I'm using AMD's SDK (opencl 1.1, circa 6/13/2010) and a 5830 or 5850 to run it. The SDK and g++ are not as up to date as they could be. The last time I installed a newer linux distro in order to get the newer g++, my code was running at half speed (at least the opencl compiles were), so I went back. (Just checked the code on that install and it runs at half speed still with no threading differences.) Also, when I said it only runs one thread at a time, it will launch all of them and then alternate between two until they finish, then do the next two, etc. And it does look like all of the threads are running until the code gets to building the program. I'm not using a callback function in clBuildProgram. I realize there's a lot that could be going wrong here and it's hard to say without the code. :)
I am pretty sure this problem occurs inside of or in the call of clBuildProgram. I'm printing the time taken inside of here and the threads that get postponed will come back with a long compile time for their first compile. The only shared data between these clBuildProgram calls is the device id, in that each thread's cl_device_id has the same value.

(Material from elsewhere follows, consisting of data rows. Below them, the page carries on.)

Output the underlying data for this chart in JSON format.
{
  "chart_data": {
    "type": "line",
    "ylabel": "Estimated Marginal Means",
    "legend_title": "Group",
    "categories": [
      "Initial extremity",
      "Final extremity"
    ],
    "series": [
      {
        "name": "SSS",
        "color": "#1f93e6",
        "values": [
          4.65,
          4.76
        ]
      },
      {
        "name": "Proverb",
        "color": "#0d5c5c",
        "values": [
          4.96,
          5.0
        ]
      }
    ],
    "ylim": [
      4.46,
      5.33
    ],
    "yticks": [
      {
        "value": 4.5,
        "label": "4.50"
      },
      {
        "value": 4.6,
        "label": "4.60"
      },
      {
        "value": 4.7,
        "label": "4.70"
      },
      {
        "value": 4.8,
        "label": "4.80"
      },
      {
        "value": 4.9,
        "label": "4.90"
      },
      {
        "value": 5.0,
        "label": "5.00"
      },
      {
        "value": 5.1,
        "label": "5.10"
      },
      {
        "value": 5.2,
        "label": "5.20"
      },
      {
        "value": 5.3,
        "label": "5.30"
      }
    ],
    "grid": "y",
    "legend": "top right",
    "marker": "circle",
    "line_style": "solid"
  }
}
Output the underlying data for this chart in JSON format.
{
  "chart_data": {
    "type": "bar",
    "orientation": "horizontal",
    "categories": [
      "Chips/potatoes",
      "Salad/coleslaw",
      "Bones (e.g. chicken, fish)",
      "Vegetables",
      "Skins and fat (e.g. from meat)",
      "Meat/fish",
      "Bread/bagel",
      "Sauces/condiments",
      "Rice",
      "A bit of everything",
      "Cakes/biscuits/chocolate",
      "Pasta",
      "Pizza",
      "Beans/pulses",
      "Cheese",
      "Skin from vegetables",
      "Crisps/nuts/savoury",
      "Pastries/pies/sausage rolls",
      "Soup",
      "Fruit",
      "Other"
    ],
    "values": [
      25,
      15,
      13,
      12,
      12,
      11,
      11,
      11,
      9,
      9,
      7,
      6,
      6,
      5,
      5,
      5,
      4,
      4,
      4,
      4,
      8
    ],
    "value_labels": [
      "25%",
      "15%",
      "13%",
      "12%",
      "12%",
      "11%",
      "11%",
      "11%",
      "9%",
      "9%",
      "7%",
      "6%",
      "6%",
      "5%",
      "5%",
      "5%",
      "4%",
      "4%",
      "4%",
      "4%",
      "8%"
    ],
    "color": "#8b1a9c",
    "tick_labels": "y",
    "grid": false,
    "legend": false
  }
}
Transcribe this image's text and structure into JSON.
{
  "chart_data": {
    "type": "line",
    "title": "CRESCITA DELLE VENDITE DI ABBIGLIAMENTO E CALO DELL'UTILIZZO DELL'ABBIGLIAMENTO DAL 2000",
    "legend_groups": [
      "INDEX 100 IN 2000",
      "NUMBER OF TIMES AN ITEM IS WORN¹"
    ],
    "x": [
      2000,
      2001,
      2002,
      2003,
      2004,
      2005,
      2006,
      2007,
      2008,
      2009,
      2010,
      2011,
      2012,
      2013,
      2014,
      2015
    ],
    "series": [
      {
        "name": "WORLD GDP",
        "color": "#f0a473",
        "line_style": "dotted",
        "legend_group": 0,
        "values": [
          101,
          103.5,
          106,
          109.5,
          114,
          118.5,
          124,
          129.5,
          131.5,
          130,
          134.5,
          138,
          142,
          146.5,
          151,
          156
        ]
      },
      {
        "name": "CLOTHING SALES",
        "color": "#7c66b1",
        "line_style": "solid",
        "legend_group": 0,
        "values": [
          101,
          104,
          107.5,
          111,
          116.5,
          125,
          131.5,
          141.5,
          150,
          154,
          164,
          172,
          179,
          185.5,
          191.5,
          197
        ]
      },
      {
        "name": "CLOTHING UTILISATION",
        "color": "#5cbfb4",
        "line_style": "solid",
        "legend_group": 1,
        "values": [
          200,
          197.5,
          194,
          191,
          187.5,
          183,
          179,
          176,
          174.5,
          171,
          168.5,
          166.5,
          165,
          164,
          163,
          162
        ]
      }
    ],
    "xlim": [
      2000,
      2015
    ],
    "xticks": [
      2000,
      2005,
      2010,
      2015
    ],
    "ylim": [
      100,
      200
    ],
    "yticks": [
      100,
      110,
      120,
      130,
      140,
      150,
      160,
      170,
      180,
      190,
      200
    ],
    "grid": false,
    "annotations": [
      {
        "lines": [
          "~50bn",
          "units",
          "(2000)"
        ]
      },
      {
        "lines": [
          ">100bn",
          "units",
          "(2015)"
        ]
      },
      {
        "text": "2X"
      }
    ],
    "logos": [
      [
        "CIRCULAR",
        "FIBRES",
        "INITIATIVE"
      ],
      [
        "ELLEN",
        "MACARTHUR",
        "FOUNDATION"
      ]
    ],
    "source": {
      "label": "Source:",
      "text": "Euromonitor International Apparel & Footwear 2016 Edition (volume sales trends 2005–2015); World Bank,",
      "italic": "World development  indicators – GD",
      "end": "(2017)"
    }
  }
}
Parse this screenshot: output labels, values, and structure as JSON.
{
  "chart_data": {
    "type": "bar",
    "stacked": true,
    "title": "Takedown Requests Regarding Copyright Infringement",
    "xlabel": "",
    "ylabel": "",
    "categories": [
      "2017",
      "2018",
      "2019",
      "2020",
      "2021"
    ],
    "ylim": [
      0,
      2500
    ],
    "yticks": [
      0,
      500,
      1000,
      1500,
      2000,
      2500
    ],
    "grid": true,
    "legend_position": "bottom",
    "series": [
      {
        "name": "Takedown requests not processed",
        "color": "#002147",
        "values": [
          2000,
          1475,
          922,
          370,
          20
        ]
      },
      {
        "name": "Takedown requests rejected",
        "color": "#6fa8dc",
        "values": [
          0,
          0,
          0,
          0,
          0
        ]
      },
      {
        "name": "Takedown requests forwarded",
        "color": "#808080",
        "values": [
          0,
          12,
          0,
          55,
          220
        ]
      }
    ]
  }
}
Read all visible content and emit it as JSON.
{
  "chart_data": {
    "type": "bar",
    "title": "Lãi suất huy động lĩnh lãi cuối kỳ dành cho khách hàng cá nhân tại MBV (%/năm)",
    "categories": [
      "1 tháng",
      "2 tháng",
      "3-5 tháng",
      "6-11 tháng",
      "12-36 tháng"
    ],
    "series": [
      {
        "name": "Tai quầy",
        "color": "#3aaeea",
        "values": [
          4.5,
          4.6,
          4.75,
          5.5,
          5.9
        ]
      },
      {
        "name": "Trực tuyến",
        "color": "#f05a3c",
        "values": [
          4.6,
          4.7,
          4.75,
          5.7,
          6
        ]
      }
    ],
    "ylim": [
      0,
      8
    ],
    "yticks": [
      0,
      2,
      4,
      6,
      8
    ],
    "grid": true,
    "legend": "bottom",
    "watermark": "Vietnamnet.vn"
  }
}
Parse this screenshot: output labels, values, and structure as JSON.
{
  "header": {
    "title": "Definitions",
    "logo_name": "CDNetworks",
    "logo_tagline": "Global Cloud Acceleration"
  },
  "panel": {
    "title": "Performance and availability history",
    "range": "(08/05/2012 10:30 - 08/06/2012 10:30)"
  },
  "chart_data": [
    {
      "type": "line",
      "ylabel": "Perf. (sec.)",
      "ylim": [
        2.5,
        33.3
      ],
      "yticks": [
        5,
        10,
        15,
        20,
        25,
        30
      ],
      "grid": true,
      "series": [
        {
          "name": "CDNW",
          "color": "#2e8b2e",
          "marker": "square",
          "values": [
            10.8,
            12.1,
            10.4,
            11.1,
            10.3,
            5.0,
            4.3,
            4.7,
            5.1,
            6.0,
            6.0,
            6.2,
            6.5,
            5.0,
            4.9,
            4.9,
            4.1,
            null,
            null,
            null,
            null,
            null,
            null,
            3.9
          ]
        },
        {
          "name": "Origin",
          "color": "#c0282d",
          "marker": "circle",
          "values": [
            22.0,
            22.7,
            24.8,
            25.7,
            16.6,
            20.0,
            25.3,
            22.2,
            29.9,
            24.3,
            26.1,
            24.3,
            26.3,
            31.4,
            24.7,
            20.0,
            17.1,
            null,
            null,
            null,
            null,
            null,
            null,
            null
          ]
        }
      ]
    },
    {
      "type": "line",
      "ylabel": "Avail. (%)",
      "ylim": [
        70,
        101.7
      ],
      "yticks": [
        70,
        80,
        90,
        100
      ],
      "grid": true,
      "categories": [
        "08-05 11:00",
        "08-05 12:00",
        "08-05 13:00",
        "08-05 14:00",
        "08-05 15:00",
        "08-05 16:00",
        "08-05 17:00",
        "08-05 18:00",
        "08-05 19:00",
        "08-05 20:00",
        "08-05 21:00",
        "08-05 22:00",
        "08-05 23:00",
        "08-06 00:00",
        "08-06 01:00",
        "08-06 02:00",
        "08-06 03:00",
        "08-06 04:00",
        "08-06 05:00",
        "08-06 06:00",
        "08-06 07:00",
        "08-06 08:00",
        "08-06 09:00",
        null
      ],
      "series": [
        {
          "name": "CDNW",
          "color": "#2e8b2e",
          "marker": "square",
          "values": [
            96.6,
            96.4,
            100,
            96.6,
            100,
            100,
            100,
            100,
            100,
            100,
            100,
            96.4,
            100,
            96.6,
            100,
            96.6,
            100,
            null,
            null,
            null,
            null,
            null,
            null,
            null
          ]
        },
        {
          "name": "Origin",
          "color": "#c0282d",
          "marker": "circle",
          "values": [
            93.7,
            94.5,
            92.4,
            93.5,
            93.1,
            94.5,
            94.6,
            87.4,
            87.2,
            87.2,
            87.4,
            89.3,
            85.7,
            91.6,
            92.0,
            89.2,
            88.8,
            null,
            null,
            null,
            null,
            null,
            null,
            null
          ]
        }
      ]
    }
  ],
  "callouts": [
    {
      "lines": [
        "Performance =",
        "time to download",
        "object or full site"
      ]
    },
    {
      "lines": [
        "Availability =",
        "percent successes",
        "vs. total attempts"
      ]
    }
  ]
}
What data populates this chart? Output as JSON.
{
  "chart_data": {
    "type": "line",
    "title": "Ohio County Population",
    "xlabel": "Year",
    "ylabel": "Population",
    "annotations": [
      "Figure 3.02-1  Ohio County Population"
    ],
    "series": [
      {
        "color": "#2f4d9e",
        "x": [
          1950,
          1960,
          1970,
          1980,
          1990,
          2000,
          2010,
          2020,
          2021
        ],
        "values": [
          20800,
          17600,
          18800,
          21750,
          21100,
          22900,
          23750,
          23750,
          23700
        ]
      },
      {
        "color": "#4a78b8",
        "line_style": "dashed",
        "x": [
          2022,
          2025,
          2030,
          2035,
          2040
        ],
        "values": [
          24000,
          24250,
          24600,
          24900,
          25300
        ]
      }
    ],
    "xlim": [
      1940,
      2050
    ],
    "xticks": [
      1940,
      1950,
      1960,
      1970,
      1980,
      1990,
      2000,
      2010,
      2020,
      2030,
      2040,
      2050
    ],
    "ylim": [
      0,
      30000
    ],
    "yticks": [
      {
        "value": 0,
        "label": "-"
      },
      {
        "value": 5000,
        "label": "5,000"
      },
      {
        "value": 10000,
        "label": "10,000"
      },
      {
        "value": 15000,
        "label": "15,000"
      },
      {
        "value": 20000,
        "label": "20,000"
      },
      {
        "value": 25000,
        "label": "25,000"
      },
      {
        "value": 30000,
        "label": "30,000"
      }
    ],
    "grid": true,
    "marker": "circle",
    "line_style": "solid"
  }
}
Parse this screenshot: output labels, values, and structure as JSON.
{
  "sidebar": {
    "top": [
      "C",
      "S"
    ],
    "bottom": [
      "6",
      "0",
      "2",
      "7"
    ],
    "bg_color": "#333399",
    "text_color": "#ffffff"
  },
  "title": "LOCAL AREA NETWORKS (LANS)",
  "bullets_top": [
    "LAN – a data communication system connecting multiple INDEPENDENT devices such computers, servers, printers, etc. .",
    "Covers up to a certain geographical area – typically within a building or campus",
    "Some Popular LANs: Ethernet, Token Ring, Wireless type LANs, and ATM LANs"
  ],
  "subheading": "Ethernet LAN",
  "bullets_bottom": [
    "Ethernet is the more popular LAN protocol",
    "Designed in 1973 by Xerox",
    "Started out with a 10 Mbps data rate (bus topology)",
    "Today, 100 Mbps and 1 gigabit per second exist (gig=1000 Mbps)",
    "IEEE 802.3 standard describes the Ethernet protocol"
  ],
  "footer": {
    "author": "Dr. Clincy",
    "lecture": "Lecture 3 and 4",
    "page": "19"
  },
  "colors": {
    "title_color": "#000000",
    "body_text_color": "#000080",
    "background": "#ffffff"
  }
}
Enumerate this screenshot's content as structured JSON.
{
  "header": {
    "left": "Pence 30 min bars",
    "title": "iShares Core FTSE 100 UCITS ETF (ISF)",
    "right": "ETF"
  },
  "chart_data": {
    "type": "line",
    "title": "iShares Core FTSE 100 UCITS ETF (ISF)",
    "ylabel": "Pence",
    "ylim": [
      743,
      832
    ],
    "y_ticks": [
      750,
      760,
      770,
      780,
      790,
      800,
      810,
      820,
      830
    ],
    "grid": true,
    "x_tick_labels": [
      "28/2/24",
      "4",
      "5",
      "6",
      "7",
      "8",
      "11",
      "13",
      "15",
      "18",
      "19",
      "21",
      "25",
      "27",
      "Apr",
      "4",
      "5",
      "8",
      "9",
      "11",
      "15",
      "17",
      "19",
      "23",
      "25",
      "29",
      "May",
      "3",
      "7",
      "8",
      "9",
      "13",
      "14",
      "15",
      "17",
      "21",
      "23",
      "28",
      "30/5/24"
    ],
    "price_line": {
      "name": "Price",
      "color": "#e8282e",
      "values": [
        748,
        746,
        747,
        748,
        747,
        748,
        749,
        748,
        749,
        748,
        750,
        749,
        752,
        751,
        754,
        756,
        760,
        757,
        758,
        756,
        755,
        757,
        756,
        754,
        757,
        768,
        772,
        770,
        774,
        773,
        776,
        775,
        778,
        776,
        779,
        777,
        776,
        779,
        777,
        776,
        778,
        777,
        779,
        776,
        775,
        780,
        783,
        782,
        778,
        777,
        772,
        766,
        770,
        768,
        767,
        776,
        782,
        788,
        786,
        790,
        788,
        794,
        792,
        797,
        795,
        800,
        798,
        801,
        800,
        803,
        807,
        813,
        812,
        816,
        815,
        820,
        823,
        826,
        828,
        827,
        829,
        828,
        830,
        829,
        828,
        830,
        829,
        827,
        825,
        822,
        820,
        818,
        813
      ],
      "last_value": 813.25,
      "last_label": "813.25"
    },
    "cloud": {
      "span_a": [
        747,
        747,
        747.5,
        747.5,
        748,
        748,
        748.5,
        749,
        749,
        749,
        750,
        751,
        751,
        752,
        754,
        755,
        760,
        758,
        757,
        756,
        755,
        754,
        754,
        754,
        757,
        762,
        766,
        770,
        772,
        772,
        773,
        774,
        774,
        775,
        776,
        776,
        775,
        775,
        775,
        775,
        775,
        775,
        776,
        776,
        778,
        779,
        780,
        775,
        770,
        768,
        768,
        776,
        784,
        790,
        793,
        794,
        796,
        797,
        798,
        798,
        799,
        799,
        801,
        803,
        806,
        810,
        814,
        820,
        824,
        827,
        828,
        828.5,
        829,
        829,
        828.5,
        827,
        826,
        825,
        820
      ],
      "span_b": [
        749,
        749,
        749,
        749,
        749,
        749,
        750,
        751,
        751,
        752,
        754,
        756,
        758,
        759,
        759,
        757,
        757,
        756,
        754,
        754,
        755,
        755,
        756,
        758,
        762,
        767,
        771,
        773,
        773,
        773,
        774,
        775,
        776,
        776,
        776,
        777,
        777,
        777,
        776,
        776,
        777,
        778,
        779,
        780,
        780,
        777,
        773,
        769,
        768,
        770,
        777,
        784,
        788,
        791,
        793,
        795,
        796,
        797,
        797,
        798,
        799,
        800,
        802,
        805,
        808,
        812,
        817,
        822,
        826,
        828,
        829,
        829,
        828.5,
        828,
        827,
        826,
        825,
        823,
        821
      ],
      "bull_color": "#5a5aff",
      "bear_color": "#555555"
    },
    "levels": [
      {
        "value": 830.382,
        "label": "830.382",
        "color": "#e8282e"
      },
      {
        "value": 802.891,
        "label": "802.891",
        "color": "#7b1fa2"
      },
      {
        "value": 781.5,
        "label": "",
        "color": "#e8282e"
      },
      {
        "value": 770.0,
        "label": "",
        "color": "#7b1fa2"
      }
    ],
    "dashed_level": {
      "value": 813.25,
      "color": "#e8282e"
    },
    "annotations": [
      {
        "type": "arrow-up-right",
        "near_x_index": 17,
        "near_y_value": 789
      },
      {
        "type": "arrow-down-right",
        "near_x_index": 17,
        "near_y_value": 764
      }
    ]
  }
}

This is how I'm launching the threads:
for (a = 0; a < num_threads; a++) {
threads[a] = std::thread(std::ref(programs[a]));
threads[a].detach();
sleep(1); // giving the opencl init f()s time to complete
}
This is where it's bogging down (and these are all local variables being passed, though the device id will be the same):
clBuildProgram(program, 1, & device, options, NULL, NULL);
It doesn't seem to make a difference whether each thread has a unique context or command_queue. I really suspected this was the problem which is why I mention it. :)
Update: Spawning child processes with fork() will work for this.